Nanotechnology promises ways to deliver cancer-killing drugs or imaging agents directly to diseased cells. But cell-targeting nanoparticles will need a way to get through the cell’s main line of defense against foreign entities: its membrane. While some nanoparticles can enter by poking holes in the membrane, that can destroy the cell.
Now a group at MIT has created the first synthetic nanoparticles that are large enough to hold drugs or imaging agents but can still slip through cells’ membranes without breaking them. The researchers’ breakthrough was to coat gold nanoparticles with alternating bands of hydrophobic and hydrophilic molecules.
The idea sprang from a conversation between Darrell Irvine, associate professor of biological engineering, and Francesco Stellacci, associate professor of materials science and engineering. Stellacci mentioned that nanoscale mixtures of hydrophilic and hydrophobic materials naturally separate into stripes. Irvine suggested that they test how particles coated with such stripes interact with cell membranes, which are made up of hydrophobic and hydrophilic layers.
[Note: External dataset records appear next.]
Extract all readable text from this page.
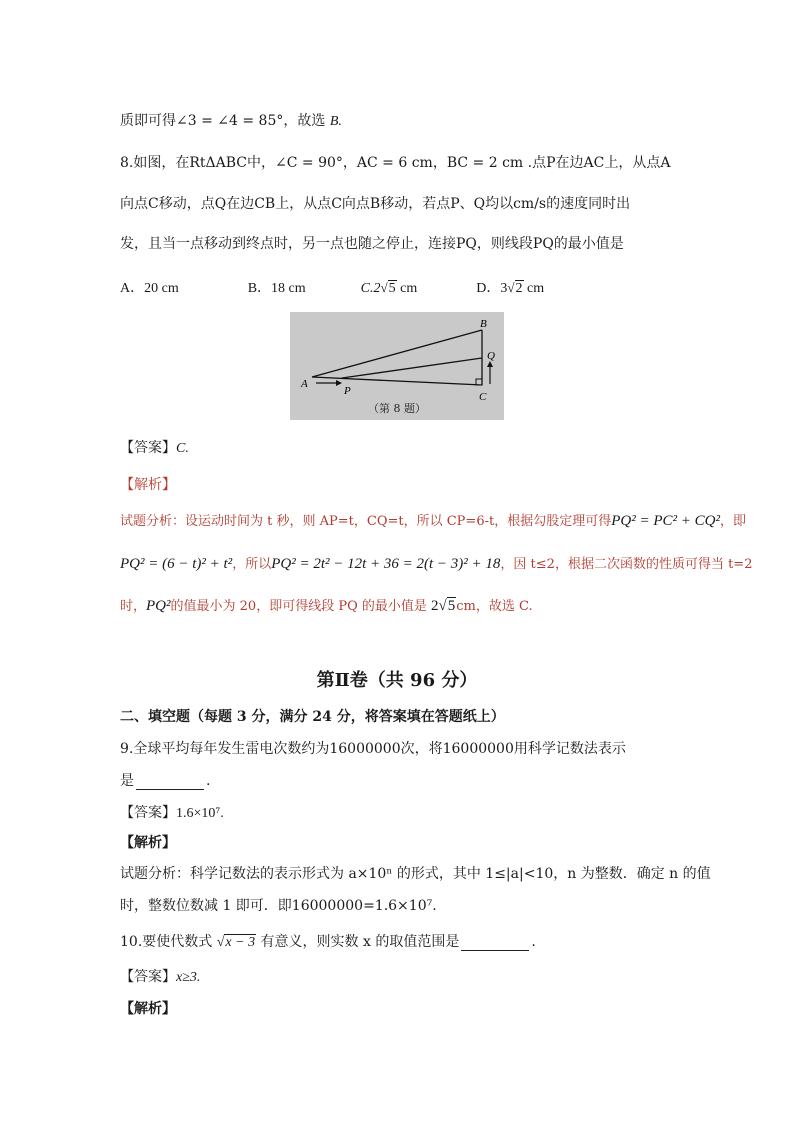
质即可得∠3 = ∠4 = 85°，故选 B.
8.如图，在RtΔABC中，∠C = 90°，AC = 6 cm，BC = 2 cm .点P在边AC上，从点A
向点C移动，点Q在边CB上，从点C向点B移动，若点P、Q均以cm/s的速度同时出
发，且当一点移动到终点时，另一点也随之停止，连接PQ，则线段PQ的最小值是
A．20 cm	B．18 cm	C.2√5 cm	D．3√2 cm
B
Q
C
A
P
（第 8 题）
【答案】C.
【解析】
试题分析：设运动时间为 t 秒，则 AP=t，CQ=t，所以 CP=6-t，根据勾股定理可得PQ² = PC² + CQ²，即
PQ² = (6 − t)² + t²，所以PQ² = 2t² − 12t + 36 = 2(t − 3)² + 18，因 t≤2，根据二次函数的性质可得当 t=2
时，PQ²的值最小为 20，即可得线段 PQ 的最小值是 2√5cm，故选 C.
第Ⅱ卷（共 96 分）
二、填空题（每题 3 分，满分 24 分，将答案填在答题纸上）
9.全球平均每年发生雷电次数约为16000000次，将16000000用科学记数法表示
是	.
【答案】1.6×10⁷.
【解析】
试题分析：科学记数法的表示形式为 a×10ⁿ 的形式，其中 1≤|a|<10，n 为整数．确定 n 的值
时，整数位数减 1 即可．即16000000=1.6×10⁷.
10.要使代数式 √x − 3 有意义，则实数 x 的取值范围是	.
【答案】x≥3.
【解析】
In research reported in Nature Materials in May, Irvine, Stellacci, and their colleagues described how their striped nanoparticles, which were 10 to 12 nanometers in diameter and carried fluorescent dye, successfully penetrated mouse cells without rupturing them. Nanoparticles coated randomly with the same hydrophobic and hydrophilic material could not penetrate the cells.
“That this was dependent on the structure of the chemical groups on the surface of the particle rather than some other property was a major, unexpected finding,” says Irvine.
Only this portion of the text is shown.